2. 件数のカウントが入力件数を返していた
追い打ちで、挿入関数が「実際に DB に入った件数」ではなく「渡した行数 len(rows)」を返していました。
def insert_records(conn, rows):
conn.executemany("INSERT ... ON CONFLICT ... DO UPDATE ...", rows)
return len(rows) # ← 上書きされて消えた分も "入った" と数えてしまう
ログ上は「810 件入った」に見えるので、データロスが起きていることに気づけませんでした。
解決
主キーに不足していた次元を足す
CREATE TABLE raw_stats_values (
stats_data_id VARCHAR NOT NULL,
time_code VARCHAR NOT NULL,
area_code VARCHAR NOT NULL,
cat01_code VARCHAR NOT NULL,
cat04_code VARCHAR NOT NULL, -- 追加
value VARCHAR,
...
PRIMARY KEY (stats_data_id, time_code, area_code, cat01_code, cat04_code)
);
これで「総人口」と「日本人人口」は別 PK になり、両方が共存します。810 件が 810 件のまま残りました。
件数は実 DB 件数を返す
def insert_records(conn, rows):
conn.executemany("INSERT ... ON CONFLICT ... DO UPDATE ...", rows)
# 入力件数ではなく、実際にテーブルにある件数を返す
return conn.execute("SELECT COUNT(*) FROM raw_stats_values").fetchone()[0]
「入れたはず」と「入っている」を一致させておくと、PK 設計ミスがその場で数字のズレとして見えるようになります。
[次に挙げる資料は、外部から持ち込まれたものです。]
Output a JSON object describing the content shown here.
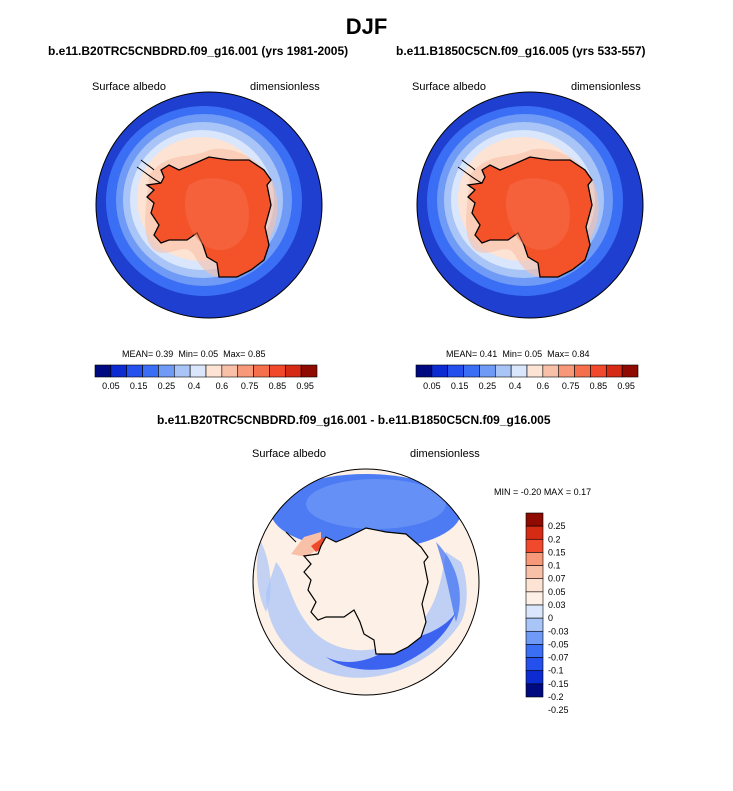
{
  "season": "DJF",
  "colors": {
    "ocean_deep": "#1e3fd0",
    "land": "#f4532a",
    "ramp_abs": [
      "#000a80",
      "#0c2bd0",
      "#2450ee",
      "#3a6ef4",
      "#6f9af6",
      "#a9c5f8",
      "#d9e6fb",
      "#fde3d3",
      "#f9c0a8",
      "#f79878",
      "#f56f4c",
      "#f0492c",
      "#d52a14",
      "#8f0a00"
    ],
    "ramp_diff": [
      "#000a80",
      "#0c2bd0",
      "#2450ee",
      "#3a6ef4",
      "#6f9af6",
      "#a9c5f8",
      "#d9e6fb",
      "#fdf0e6",
      "#fde3d3",
      "#f9c0a8",
      "#f79878",
      "#f0492c",
      "#d52a14",
      "#8f0a00"
    ]
  },
  "panels": [
    {
      "case": "b.e11.B20TRC5CNBDRD.f09_g16.001 (yrs 1981-2005)",
      "variable": "Surface albedo",
      "units": "dimensionless",
      "stats": {
        "mean_label": "MEAN=",
        "mean": "0.39",
        "min_label": "Min=",
        "min": "0.05",
        "max_label": "Max=",
        "max": "0.85"
      },
      "ticks": [
        "0.05",
        "0.15",
        "0.25",
        "0.4",
        "0.6",
        "0.75",
        "0.85",
        "0.95"
      ]
    },
    {
      "case": "b.e11.B1850C5CN.f09_g16.005 (yrs 533-557)",
      "variable": "Surface albedo",
      "units": "dimensionless",
      "stats": {
        "mean_label": "MEAN=",
        "mean": "0.41",
        "min_label": "Min=",
        "min": "0.05",
        "max_label": "Max=",
        "max": "0.84"
      },
      "ticks": [
        "0.05",
        "0.15",
        "0.25",
        "0.4",
        "0.6",
        "0.75",
        "0.85",
        "0.95"
      ]
    }
  ],
  "difference": {
    "title": "b.e11.B20TRC5CNBDRD.f09_g16.001 - b.e11.B1850C5CN.f09_g16.005",
    "variable": "Surface albedo",
    "units": "dimensionless",
    "stats": {
      "min_label": "MIN =",
      "min": "-0.20",
      "max_label": "MAX =",
      "max": "0.17"
    },
    "ticks": [
      "0.25",
      "0.2",
      "0.15",
      "0.1",
      "0.07",
      "0.05",
      "0.03",
      "0",
      "-0.03",
      "-0.05",
      "-0.07",
      "-0.1",
      "-0.15",
      "-0.2",
      "-0.25"
    ]
  }
}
教訓:UPSERT の主キーは「一意になる最小の組」を満たしているか
ON CONFLICT DO UPDATE は便利ですが、PK の設計ミスを例外ではなく“静かなデータ消失”に変えるのが怖いところです。同じことは SQLite・DuckDB・PostgreSQL の ON CONFLICT すべてで起きます。
導入時のチェックリスト:
- そのテーブルで「1行を一意に決める列」を全部挙げたか
- 値が同じに見える行でも、別物として残すべき次元が PK から漏れていないか
- 挿入後に
SELECT COUNT(*)で入力件数と実件数を突き合わせているか
「件数が合わないが例外は出ない」ときは、まず PK と ON CONFLICT のターゲット列を疑ってください。
まとめ
- 半分消えたのは、
cat04(総人口/日本人人口の区別)が PK から漏れ、ON CONFLICT DO UPDATEが相方を上書きしていたから - 件数が
len(rows)を返していたせいで発覚が遅れた → 実 DB 件数を返す - UPSERT を使うなら「一意になる最小の列の組」を PK に過不足なく入れる
この件は e-Stat(政府統計)の人口データを DuckDB に取り込むパイプラインで踏みました。基準年違いで分かれる統計表 ID をシリーズ統合する設計など、取り込み側の話は別途まとめる予定です。